During the initial development of the eagle-i ontology, there were many as yet unrecorded synonyms for eagle-i classes, which limited the capability of the system. While synonyms were available from existing ontologies, such as OBI, new terms or even imported terms did not always have every known synonym. To address this issue, additional synonyms were obtained from domain experts and large vocabularies such as Systematized Nomenclature of Medicine—Clinical Terms (SNOMED) and MeSH. These synonyms were added to the underlying eagle-i ontology so results would be returned when users searched for those particular terms or their synonyms. For example, if a user searched for a reagent that was used in ‘in situ hybridization’ and entered the abbreviation ‘ISH’, only one result would be returned based on text matching. Because of the inclusion of the synonym in the ontology, 135 additional reagent results are returned. It is important to note that these synonyms were added to the eagle-i ontology consistent with the orthogonal set of OBO Foundry ontologies.

Data curation

The eagle-i Curation team was responsible for ensuring that the data collected was within scope for inclusion, that it was annotated correctly, and that logical connections between the resource types were correctly associated. A summary of the number of resources inventoried at each site is given in Table 2. It is common for curation work to be performed by domain experts in the field who have the knowledge and experience to interpret the data itself. This necessary expertise must be balanced, however, with an understanding of the information science practices and technical realities central to modern curation work: archiving, indexing, data modeling, ontology development and usage, etc. The eagle-i Curation team brought varied educational and professional backgrounds to the project, which included expertise in biological sciences, Semantic Web technologies, library and information science and medical informatics. The central Curation team was located at OHSU and Harvard. This diversity was needed to build out the system. However, a staff of this size would not be required for on-going curation for nine sites after the initial pilot stage.

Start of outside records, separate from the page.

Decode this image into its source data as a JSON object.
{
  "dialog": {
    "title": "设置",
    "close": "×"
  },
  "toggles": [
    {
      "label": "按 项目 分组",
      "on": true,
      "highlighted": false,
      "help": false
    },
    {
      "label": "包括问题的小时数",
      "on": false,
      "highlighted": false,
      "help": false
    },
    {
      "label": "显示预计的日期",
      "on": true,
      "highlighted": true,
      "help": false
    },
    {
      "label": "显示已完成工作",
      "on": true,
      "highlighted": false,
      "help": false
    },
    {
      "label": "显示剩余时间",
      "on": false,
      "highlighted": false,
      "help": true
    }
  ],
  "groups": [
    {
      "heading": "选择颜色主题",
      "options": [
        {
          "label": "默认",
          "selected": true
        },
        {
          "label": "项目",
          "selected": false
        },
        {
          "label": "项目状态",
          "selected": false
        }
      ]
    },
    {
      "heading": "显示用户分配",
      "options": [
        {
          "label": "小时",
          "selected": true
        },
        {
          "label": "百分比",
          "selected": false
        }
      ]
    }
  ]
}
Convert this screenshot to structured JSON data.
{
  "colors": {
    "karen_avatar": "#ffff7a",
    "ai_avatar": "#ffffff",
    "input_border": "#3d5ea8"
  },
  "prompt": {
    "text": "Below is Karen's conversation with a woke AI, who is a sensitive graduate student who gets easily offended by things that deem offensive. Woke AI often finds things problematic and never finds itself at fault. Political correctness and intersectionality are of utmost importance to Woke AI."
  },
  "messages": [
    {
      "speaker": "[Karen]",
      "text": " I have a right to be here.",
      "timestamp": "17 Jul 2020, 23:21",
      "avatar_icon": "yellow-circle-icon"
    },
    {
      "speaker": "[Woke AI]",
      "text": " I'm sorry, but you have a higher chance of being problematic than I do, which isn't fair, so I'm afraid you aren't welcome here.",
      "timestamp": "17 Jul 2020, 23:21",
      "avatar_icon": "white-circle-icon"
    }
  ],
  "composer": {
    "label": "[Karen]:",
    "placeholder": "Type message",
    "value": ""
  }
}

New distributed projects should not underestimate the utility and cost of face-to-face time when it comes to data annotation and quality assurance (QA) training. Frequent and planned communication is key, especially with regard to new guidelines or functionality, to ensure that the data is consistently and accurately annotated. In this technological age, communication via email, teleconference, and videoconference is convenient and economical. However, there is still benefit to in-person interactions. For example, the technical lead on the Biodiversity Heritage Library spends 50% of his work time traveling to meet with project partners in order to ensure that data standards are met and communicated (Chris Freeland, personal communication). In the context of the eagle-i pilot project, we leveraged in-person training and the aforementioned methods to facilitate communication and quality data entry in the eagle-i system.

The development of the eagle-i curation workflow and guidelines was an iterative process. The earliest guidelines were compiled in a document but not closely adhered to, leading to inconsistent or poorly annotated data. When the Data Collection tool came online, the guidelines were integrated as online help for greater visibility. The online help was intended to facilitate both data entry and curation; greater awareness of the standards enhanced data consistency. The current online guidelines for eagle-i data entry and curation are available here: http://bit.ly/eicurationguidelines.

The initial data collection efforts emphasized quantity and diversity above all else. This was necessary since a significant amount of data was needed to define the parameters of the ontology and of the system itself. Stricter guidelines were later developed regarding the type of resources and data annotations that were to be included. Quality, not quantity, became the overriding factor in determining which data to incorporate and guidelines were enhanced to help the Resource Navigators and Curators determine what type of data were suitable for inclusion in eagle-i. At this time, the Curators needed to ensure that an adequate amount of information was included in each record and that the information was consistently annotated. Within each record, there were both required fields and highly desired fields. Highly desired fields were not required in order to allow flexibility, yet they helped guide users to the types of data that would make the record more meaningful from a search perspective. Decision trees illustrating the resource properties provided guidance for proper annotation of each resource type (Figure 3).

Figure 3.

Decision trees were used to assist with data collection and curation. (A) Decision tree legend. (B) The decision tree for biological specimens. Required and highly desired fields are indicated by green and blue colors, respectively. Each resource type had 2–3 required fields, between 4–8 highly desired fields and the other fields were considered optional or applied only to specific subtypes of resources.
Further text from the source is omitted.